On entendit l’un des deux hommes s’adresser au conducteur du triporteur.

— Où vas-tu avec ça ?

L’autre répondit d’une voix mal assurée :

— A Breclav, livrer de la viande.

— Tu as un laissez-passer pour sortir de la ville ?

— Non. Je ne sav…

— Bien. Tu vas nous suivre. Les miliciens s’occuperont de toi. En attendant, on va jeter un coup d’œil. D’ici que tu fasses du marché noir.

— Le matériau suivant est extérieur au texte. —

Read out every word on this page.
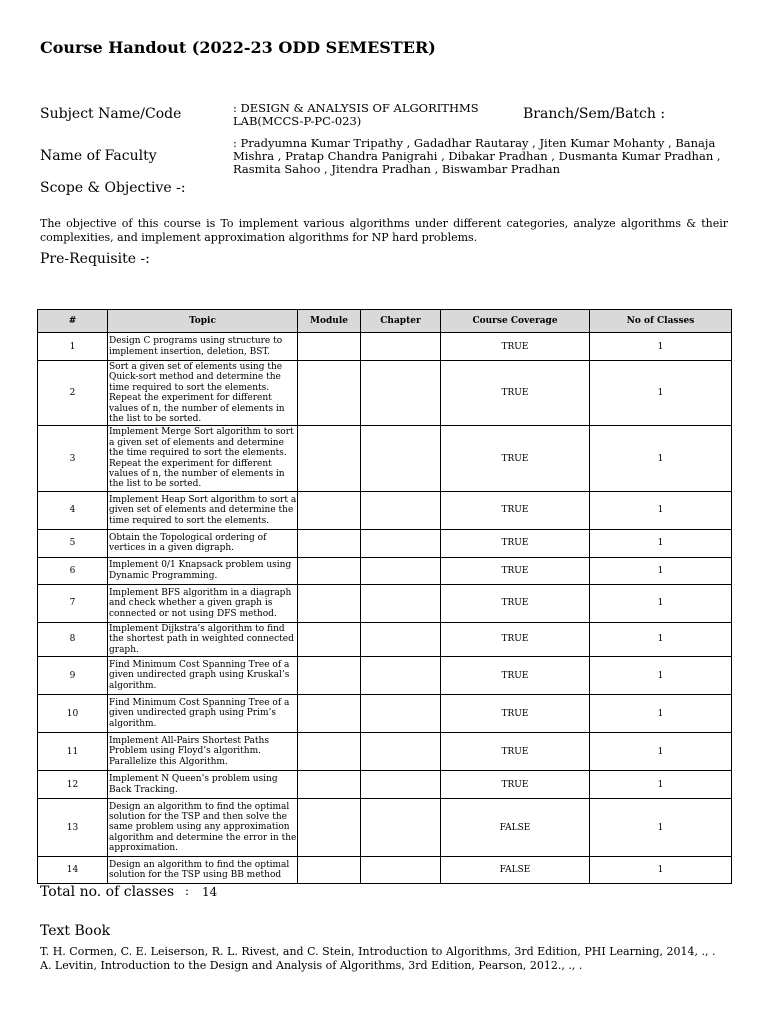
Course Handout (2022-23 ODD SEMESTER)
Subject Name/Code	: DESIGN & ANALYSIS OF ALGORITHMS LAB(MCCS-P-PC-023)	Branch/Sem/Batch :
Name of Faculty
: Pradyumna Kumar Tripathy , Gadadhar Rautaray , Jiten Kumar Mohanty , Banaja Mishra , Pratap Chandra Panigrahi , Dibakar Pradhan , Dusmanta Kumar Pradhan , Rasmita Sahoo , Jitendra Pradhan , Biswambar Pradhan
Scope & Objective -:
The objective of this course is To implement various algorithms under different categories, analyze algorithms & their complexities, and implement approximation algorithms for NP hard problems.
Pre-Requisite -:
#	Topic	Module	Chapter	Course Coverage	No of Classes
1	Design C programs using structure to implement insertion, deletion, BST.			TRUE	1
2	Sort a given set of elements using the Quick-sort method and determine the time required to sort the elements. Repeat the experiment for different values of n, the number of elements in the list to be sorted.			TRUE	1
3	Implement Merge Sort algorithm to sort a given set of elements and determine the time required to sort the elements. Repeat the experiment for different values of n, the number of elements in the list to be sorted.			TRUE	1
4	Implement Heap Sort algorithm to sort a given set of elements and determine the time required to sort the elements.			TRUE	1
5	Obtain the Topological ordering of vertices in a given digraph.			TRUE	1
6	Implement 0/1 Knapsack problem using Dynamic Programming.			TRUE	1
7	Implement BFS algorithm in a diagraph and check whether a given graph is connected or not using DFS method.			TRUE	1
8	Implement Dijkstra’s algorithm to find the shortest path in weighted connected graph.			TRUE	1
9	Find Minimum Cost Spanning Tree of a given undirected graph using Kruskal’s algorithm.			TRUE	1
10	Find Minimum Cost Spanning Tree of a given undirected graph using Prim’s algorithm.			TRUE	1
11	Implement All-Pairs Shortest Paths Problem using Floyd’s algorithm. Parallelize this Algorithm.			TRUE	1
12	Implement N Queen’s problem using Back Tracking.			TRUE	1
13	Design an algorithm to find the optimal solution for the TSP and then solve the same problem using any approximation algorithm and determine the error in the approximation.			FALSE	1
14	Design an algorithm to find the optimal solution for the TSP using BB method			FALSE	1
Total no. of classes : 14
Text Book
T. H. Cormen, C. E. Leiserson, R. L. Rivest, and C. Stein, Introduction to Algorithms, 3rd Edition, PHI Learning, 2014, ., .
A. Levitin, Introduction to the Design and Analysis of Algorithms, 3rd Edition, Pearson, 2012., ., .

Malko eut un sourire ironique dans le noir. A quoi tiennent les choses… La toile fut soulevée brusquement. En une fraction de seconde, Malko enregistra les dents en or d’un inconnu au visage lourd, puis le Colt tonna et les dents se volatilisèrent. Rejeté en arrière, le policier tomba sur la chaussée. A cette distance, la balle d’un Colt, c’est un vrai obus. Déjà Michelska avait bondi dehors. Il y eut une autre détonation. Malko rampa sur la viande et sortit à son tour. Michelska était appuyé au triporteur, très pâle. L’homme aux dents en or était couché sur le dos, à moitié dans le fossé. Le bas de son visage n’était plus qu’une plaie rouge, sa mâchoire inférieure pendant sur sa poitrine, comme une horrible pendeloque.

Un autre homme était couché sur le côté, en chien de fusil, les deux mains pressées contre son côté. Son chapeau était tombé sur la route, près de lui. Il eut un hoquet et resta la bouche ouverte.

Michelska regardait les deux hommes en tremblant. Brusquement, il tourna la tête et vomit d’un long trait. Puis, il s’essuya avec sa manche, de la main qui tenait encore le Colt.

— Je… excusez-moi, balbutia-t-il. C’est la première fois que je vois quelqu’un mourir.

Il avait la moue piteuse d’un enfant qui a cassé un vase précieux. Malko le prit par le bras. Il eut l’impression de toucher un marteau pneumatique tellement l’autre tremblait.

— Ne restons pas là.

Un peu plus loin, la Tatra était arrêtée, portières ouvertes.

— A combien sommes-nous de la frontière, demanda Malko.

— Trois ou quatre kilomètres.

— Prenons la voiture. Laissons votre ami. Il n’a qu’à retourner sur Bratislava et, si on l’interroge, jurer qu’il n’a rien vu. Ce n’est pas ces deux-là qui le démentiront.

Indécis, le type au nez en trompette regardait les deux corps étendus. Michelska le prit par le bras et dit rudement :

— Allez, file, vite. Sinon, ils te prendront et te fusilleront.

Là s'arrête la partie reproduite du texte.